To build our documentation locally, use the following code:

cd docs

pip3 install -r sphinx/requirements.txt

python3 -m sphinx -T -E -b html -d _build/doctrees -D language=en . _build/html

Alternatively, build with CMake:

cmake -DBUILD_DOCS=ON ...

Build and install

  1. Checkout the hipBLAS code using either a sparse checkout or a full clone of the rocm-libraries repository.

    To limit your local checkout to only the hipBLAS project, configure sparse-checkout before cloning. This uses the Git partial clone feature (--filter=blob:none) to reduce how much data is downloaded. Use the following commands for a sparse checkout:

    git clone --no-checkout --filter=blob:none https://github.com/ROCm/rocm-libraries.git
    cd rocm-libraries
    git sparse-checkout init --cone
    git sparse-checkout set projects/hipblas # add projects/rocsolver projects/rocblas projects/hipblas-common to include dependencies
    git checkout develop # or use the branch you want to work with

    To clone the entire rocm-libraries repository, use the following commands. This process takes more time, but is recommended if you want to work with a large number of libraries.
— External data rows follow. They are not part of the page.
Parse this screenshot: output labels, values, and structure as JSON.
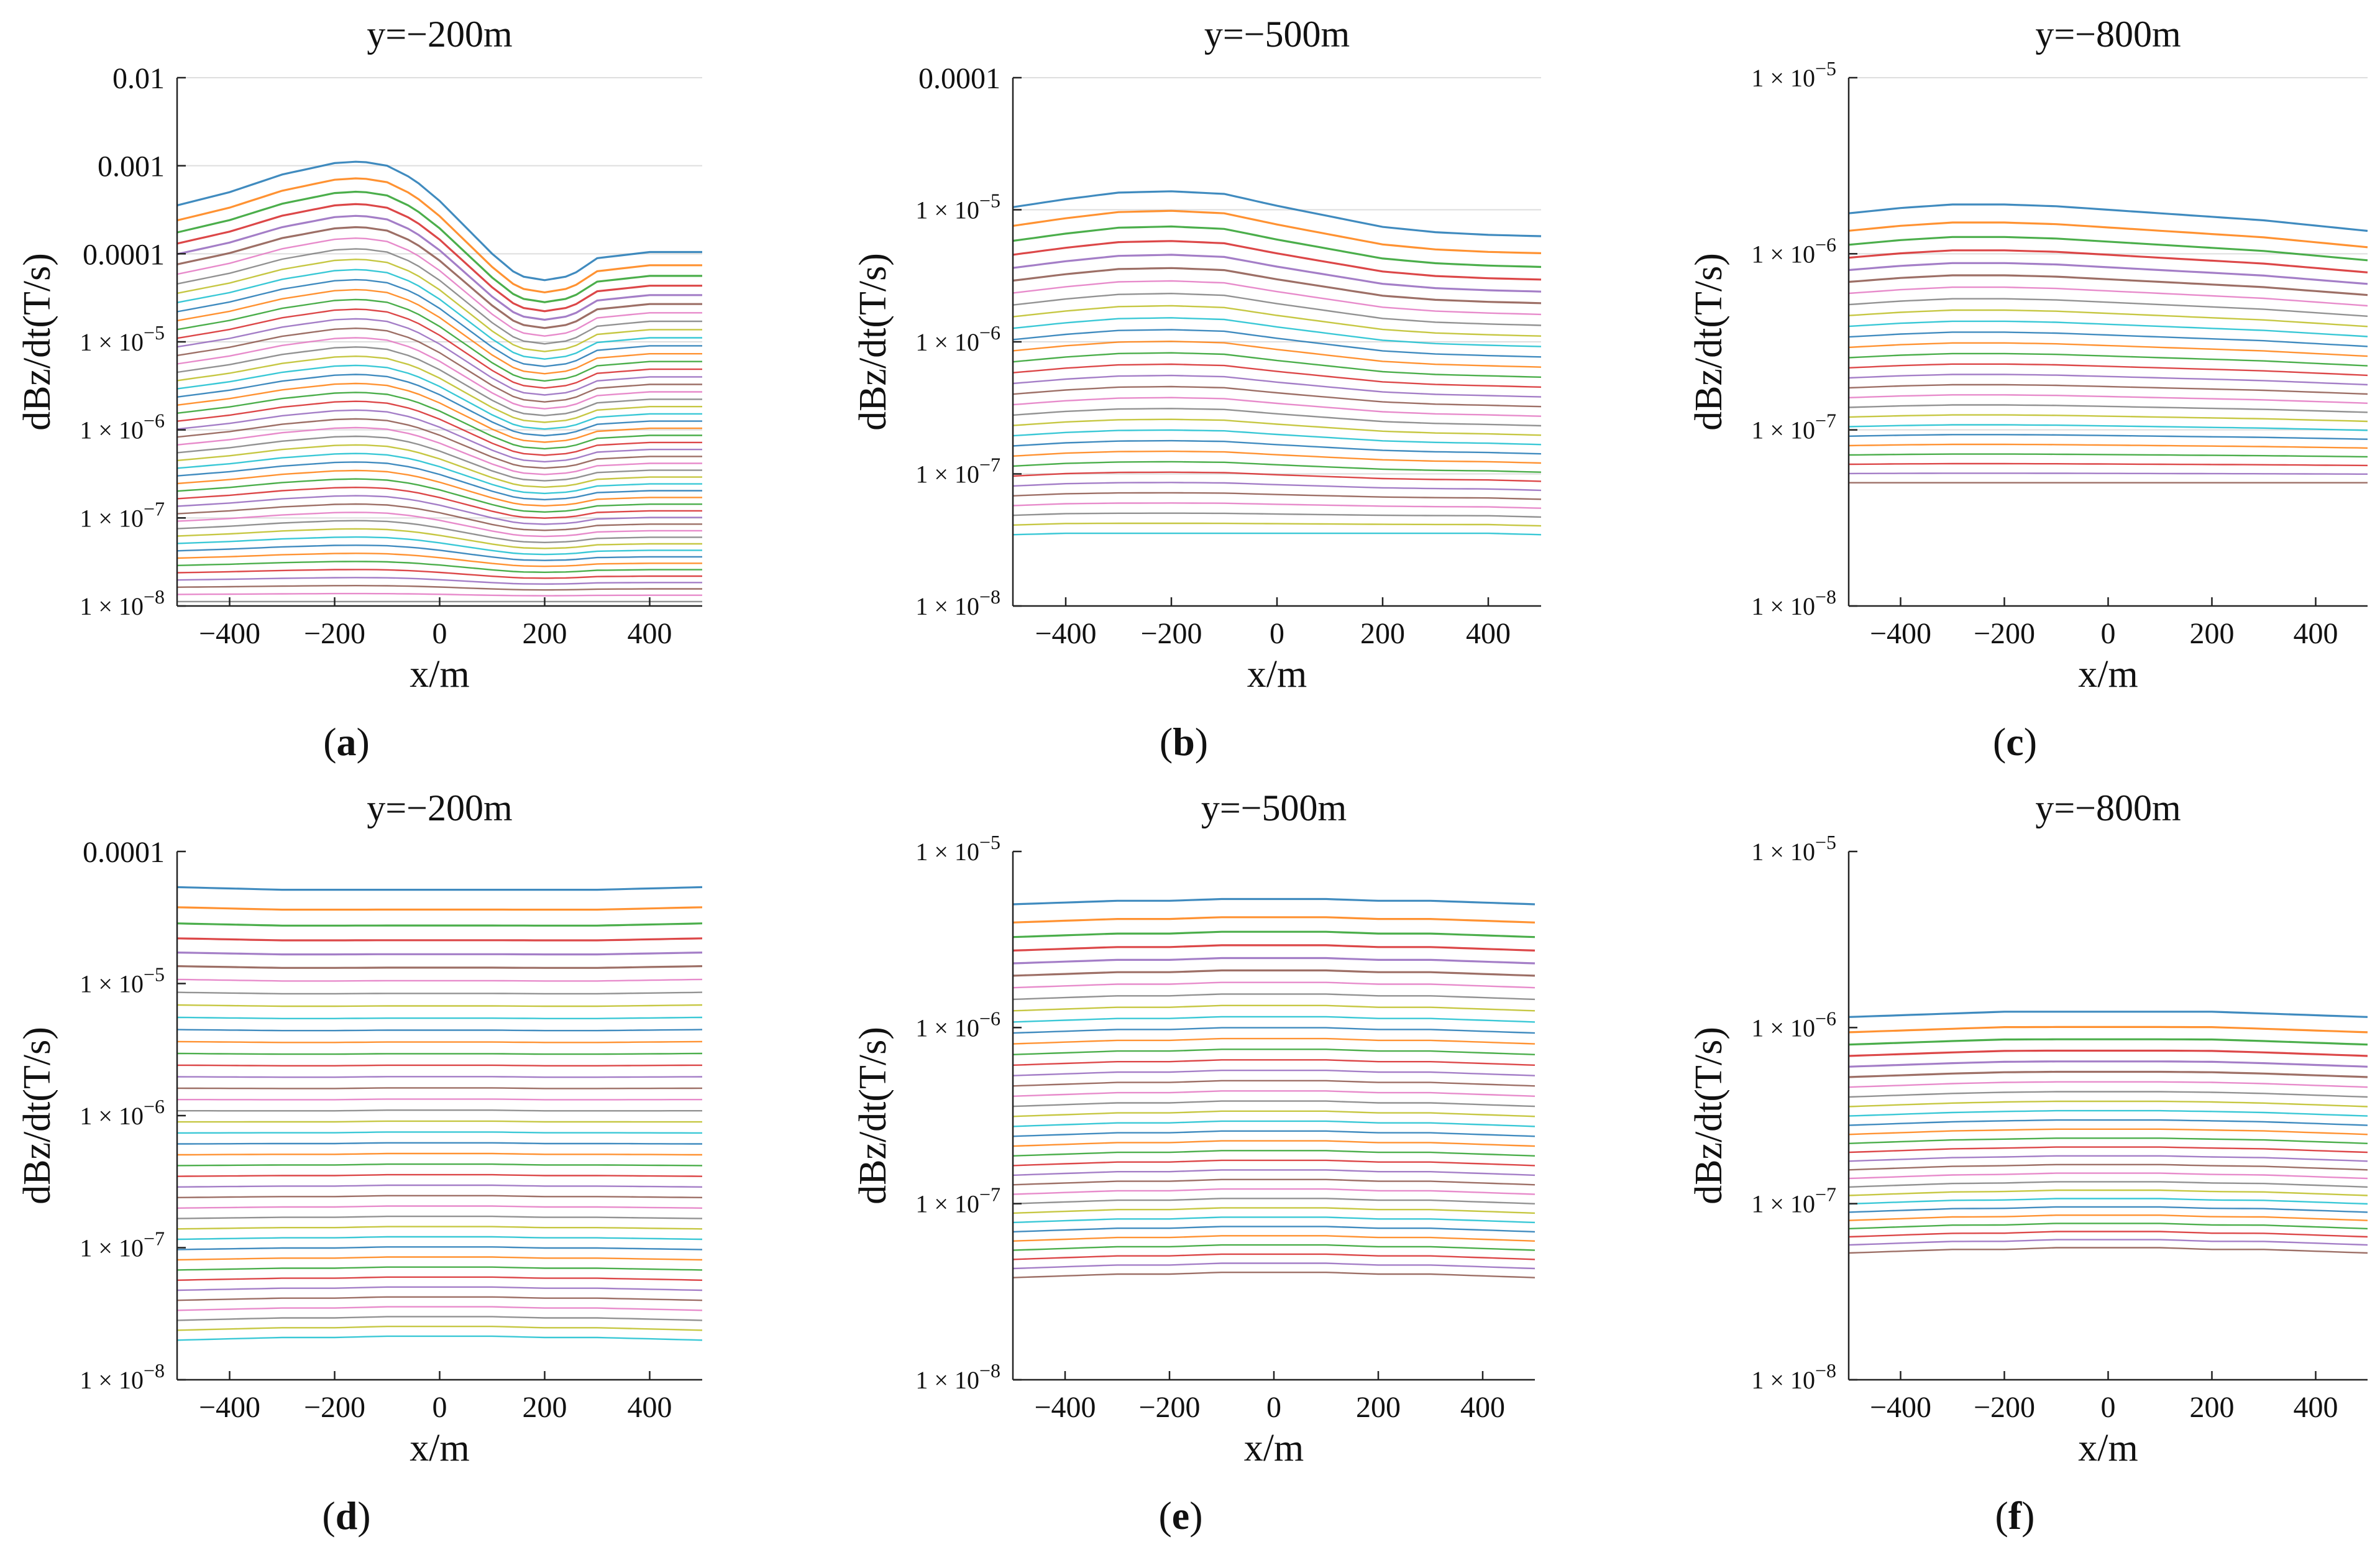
{
  "figure": {
    "panel_letter_open": "(",
    "panel_letter_close": ")"
  },
  "chart_data": [
    {
      "type": "line",
      "letter": "a",
      "title": "y=−200m",
      "xlabel": "x/m",
      "ylabel": "dBz/dt(T/s)",
      "xlim": [
        -500,
        500
      ],
      "xticks": [
        -400,
        -200,
        0,
        200,
        400
      ],
      "xtick_labels": [
        "−400",
        "−200",
        "0",
        "200",
        "400"
      ],
      "yscale": "log",
      "ylim_exp": [
        -8,
        -2
      ],
      "yticks": [
        {
          "exp": -2,
          "text": "0.01"
        },
        {
          "exp": -3,
          "text": "0.001"
        },
        {
          "exp": -4,
          "text": "0.0001"
        },
        {
          "exp": -5,
          "base": "1 × 10",
          "sup": "−5"
        },
        {
          "exp": -6,
          "base": "1 × 10",
          "sup": "−6"
        },
        {
          "exp": -7,
          "base": "1 × 10",
          "sup": "−7"
        },
        {
          "exp": -8,
          "base": "1 × 10",
          "sup": "−8"
        }
      ],
      "grid": true,
      "series_count": 48,
      "series_x": [
        -500,
        -400,
        -300,
        -200,
        -150,
        -100,
        -50,
        0,
        50,
        100,
        150,
        200,
        250,
        300,
        400,
        500
      ],
      "series_first_log10": [
        -3.45,
        -3.3,
        -3.1,
        -2.97,
        -2.95,
        -3.0,
        -3.15,
        -3.4,
        -3.7,
        -4.0,
        -4.25,
        -4.3,
        -4.25,
        -4.05,
        -3.98,
        -3.98
      ],
      "series_last_log10": [
        -7.95,
        -7.95,
        -7.95,
        -7.95,
        -7.95,
        -7.95,
        -7.95,
        -7.95,
        -7.95,
        -7.95,
        -7.95,
        -7.95,
        -7.95,
        -7.95,
        -7.95,
        -7.95
      ]
    },
    {
      "type": "line",
      "letter": "b",
      "title": "y=−500m",
      "xlabel": "x/m",
      "ylabel": "dBz/dt(T/s)",
      "xlim": [
        -500,
        500
      ],
      "xticks": [
        -400,
        -200,
        0,
        200,
        400
      ],
      "xtick_labels": [
        "−400",
        "−200",
        "0",
        "200",
        "400"
      ],
      "yscale": "log",
      "ylim_exp": [
        -8,
        -4
      ],
      "yticks": [
        {
          "exp": -4,
          "text": "0.0001"
        },
        {
          "exp": -5,
          "base": "1 × 10",
          "sup": "−5"
        },
        {
          "exp": -6,
          "base": "1 × 10",
          "sup": "−6"
        },
        {
          "exp": -7,
          "base": "1 × 10",
          "sup": "−7"
        },
        {
          "exp": -8,
          "base": "1 × 10",
          "sup": "−8"
        }
      ],
      "grid": true,
      "series_count": 30,
      "series_x": [
        -500,
        -400,
        -300,
        -200,
        -100,
        0,
        100,
        200,
        300,
        400,
        500
      ],
      "series_first_log10": [
        -4.98,
        -4.92,
        -4.87,
        -4.86,
        -4.88,
        -4.97,
        -5.05,
        -5.13,
        -5.17,
        -5.19,
        -5.2
      ],
      "series_last_log10": [
        -7.46,
        -7.45,
        -7.45,
        -7.45,
        -7.45,
        -7.45,
        -7.45,
        -7.45,
        -7.45,
        -7.45,
        -7.46
      ]
    },
    {
      "type": "line",
      "letter": "c",
      "title": "y=−800m",
      "xlabel": "x/m",
      "ylabel": "dBz/dt(T/s)",
      "xlim": [
        -500,
        500
      ],
      "xticks": [
        -400,
        -200,
        0,
        200,
        400
      ],
      "xtick_labels": [
        "−400",
        "−200",
        "0",
        "200",
        "400"
      ],
      "yscale": "log",
      "ylim_exp": [
        -8,
        -5
      ],
      "yticks": [
        {
          "exp": -5,
          "base": "1 × 10",
          "sup": "−5"
        },
        {
          "exp": -6,
          "base": "1 × 10",
          "sup": "−6"
        },
        {
          "exp": -7,
          "base": "1 × 10",
          "sup": "−7"
        },
        {
          "exp": -8,
          "base": "1 × 10",
          "sup": "−8"
        }
      ],
      "grid": true,
      "series_count": 26,
      "series_x": [
        -500,
        -400,
        -300,
        -200,
        -100,
        0,
        100,
        200,
        300,
        400,
        500
      ],
      "series_first_log10": [
        -5.77,
        -5.74,
        -5.72,
        -5.72,
        -5.73,
        -5.75,
        -5.77,
        -5.79,
        -5.81,
        -5.84,
        -5.87
      ],
      "series_last_log10": [
        -7.3,
        -7.3,
        -7.3,
        -7.3,
        -7.3,
        -7.3,
        -7.3,
        -7.3,
        -7.3,
        -7.3,
        -7.3
      ]
    },
    {
      "type": "line",
      "letter": "d",
      "title": "y=−200m",
      "xlabel": "x/m",
      "ylabel": "dBz/dt(T/s)",
      "xlim": [
        -500,
        500
      ],
      "xticks": [
        -400,
        -200,
        0,
        200,
        400
      ],
      "xtick_labels": [
        "−400",
        "−200",
        "0",
        "200",
        "400"
      ],
      "yscale": "log",
      "ylim_exp": [
        -8,
        -4
      ],
      "yticks": [
        {
          "exp": -4,
          "text": "0.0001"
        },
        {
          "exp": -5,
          "base": "1 × 10",
          "sup": "−5"
        },
        {
          "exp": -6,
          "base": "1 × 10",
          "sup": "−6"
        },
        {
          "exp": -7,
          "base": "1 × 10",
          "sup": "−7"
        },
        {
          "exp": -8,
          "base": "1 × 10",
          "sup": "−8"
        }
      ],
      "grid": false,
      "series_count": 40,
      "series_x": [
        -500,
        -400,
        -300,
        -200,
        -100,
        0,
        100,
        200,
        300,
        400,
        500
      ],
      "series_first_log10": [
        -4.27,
        -4.28,
        -4.29,
        -4.29,
        -4.29,
        -4.29,
        -4.29,
        -4.29,
        -4.29,
        -4.28,
        -4.27
      ],
      "series_last_log10": [
        -7.7,
        -7.69,
        -7.68,
        -7.68,
        -7.67,
        -7.67,
        -7.67,
        -7.68,
        -7.68,
        -7.69,
        -7.7
      ]
    },
    {
      "type": "line",
      "letter": "e",
      "title": "y=−500m",
      "xlabel": "x/m",
      "ylabel": "dBz/dt(T/s)",
      "xlim": [
        -500,
        500
      ],
      "xticks": [
        -400,
        -200,
        0,
        200,
        400
      ],
      "xtick_labels": [
        "−400",
        "−200",
        "0",
        "200",
        "400"
      ],
      "yscale": "log",
      "ylim_exp": [
        -8,
        -5
      ],
      "yticks": [
        {
          "exp": -5,
          "base": "1 × 10",
          "sup": "−5"
        },
        {
          "exp": -6,
          "base": "1 × 10",
          "sup": "−6"
        },
        {
          "exp": -7,
          "base": "1 × 10",
          "sup": "−7"
        },
        {
          "exp": -8,
          "base": "1 × 10",
          "sup": "−8"
        }
      ],
      "grid": false,
      "series_count": 36,
      "series_x": [
        -500,
        -400,
        -300,
        -200,
        -100,
        0,
        100,
        200,
        300,
        400,
        500
      ],
      "series_first_log10": [
        -5.3,
        -5.29,
        -5.28,
        -5.28,
        -5.27,
        -5.27,
        -5.27,
        -5.28,
        -5.28,
        -5.29,
        -5.3
      ],
      "series_last_log10": [
        -7.42,
        -7.41,
        -7.4,
        -7.4,
        -7.39,
        -7.39,
        -7.39,
        -7.4,
        -7.4,
        -7.41,
        -7.42
      ]
    },
    {
      "type": "line",
      "letter": "f",
      "title": "y=−800m",
      "xlabel": "x/m",
      "ylabel": "dBz/dt(T/s)",
      "xlim": [
        -500,
        500
      ],
      "xticks": [
        -400,
        -200,
        0,
        200,
        400
      ],
      "xtick_labels": [
        "−400",
        "−200",
        "0",
        "200",
        "400"
      ],
      "yscale": "log",
      "ylim_exp": [
        -8,
        -5
      ],
      "yticks": [
        {
          "exp": -5,
          "base": "1 × 10",
          "sup": "−5"
        },
        {
          "exp": -6,
          "base": "1 × 10",
          "sup": "−6"
        },
        {
          "exp": -7,
          "base": "1 × 10",
          "sup": "−7"
        },
        {
          "exp": -8,
          "base": "1 × 10",
          "sup": "−8"
        }
      ],
      "grid": false,
      "series_count": 26,
      "series_x": [
        -500,
        -400,
        -300,
        -200,
        -100,
        0,
        100,
        200,
        300,
        400,
        500
      ],
      "series_first_log10": [
        -5.94,
        -5.93,
        -5.92,
        -5.91,
        -5.91,
        -5.91,
        -5.91,
        -5.91,
        -5.92,
        -5.93,
        -5.94
      ],
      "series_last_log10": [
        -7.28,
        -7.27,
        -7.26,
        -7.26,
        -7.25,
        -7.25,
        -7.25,
        -7.26,
        -7.26,
        -7.27,
        -7.28
      ]
    }
  ],
  "palette": [
    "#1f77b4",
    "#ff7f0e",
    "#2ca02c",
    "#d62728",
    "#9467bd",
    "#8c564b",
    "#e377c2",
    "#7f7f7f",
    "#bcbd22",
    "#17becf"
  ]
}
    # Clone rocm-libraries, including hipBLAS, using Git
    git clone https://github.com/ROCm/rocm-libraries.git
    
    # Go to hipBLAS directory
    cd rocm-libraries/projects/hipblas
        hipBLAS requires specific versions of rocBLAS and rocSOLVER. Refer to
        [CMakeLists.txt](https://github.com/ROCm/rocm-libraries/blob/develop/projects/hipblas/library/CMakeLists.txt)
        for details.
    
  2. Build hipBLAS using the install.sh script and install it into /opt/rocm/hipblas:

        cd rocm-libraries/projects/hipblas
        ./install.sh -i

Interface examples

The hipBLAS interface is compatible with rocBLAS and cuBLAS-v2 APIs. Porting a CUDA application that originally calls the cuBLAS API to an application that calls the hipBLAS API is relatively straightforward. For example, the hipBLAS SGEMV interface is:

GEMV API

hipblasStatus_t
hipblasSgemv( hipblasHandle_t handle,
              hipblasOperation_t trans,
              int m, int n, const float *alpha,
              const float *A, int lda,
              const float *x, int incx, const float *beta,
              float *y, int incy );

Batched and strided GEMM API

hipBLAS GEMM can process matrices in batches with regular strides by using the strided-batched version of the API:

hipblasStatus_t
hipblasSgemmStridedBatched( hipblasHandle_t handle,
              hipblasOperation_t transa, hipblasOperation_t transb,
              int m, int n, int k, const float *alpha,
              const float *A, int lda, long long bsa,
              const float *B, int ldb, long long bsb, const float *beta,
              float *C, int ldc, long long bsc,
              int batchCount);

hipBLAS assumes matrix A and vectors x, y are allocated in GPU memory space filled with data. You are responsible for copying data to and from the host and device memory.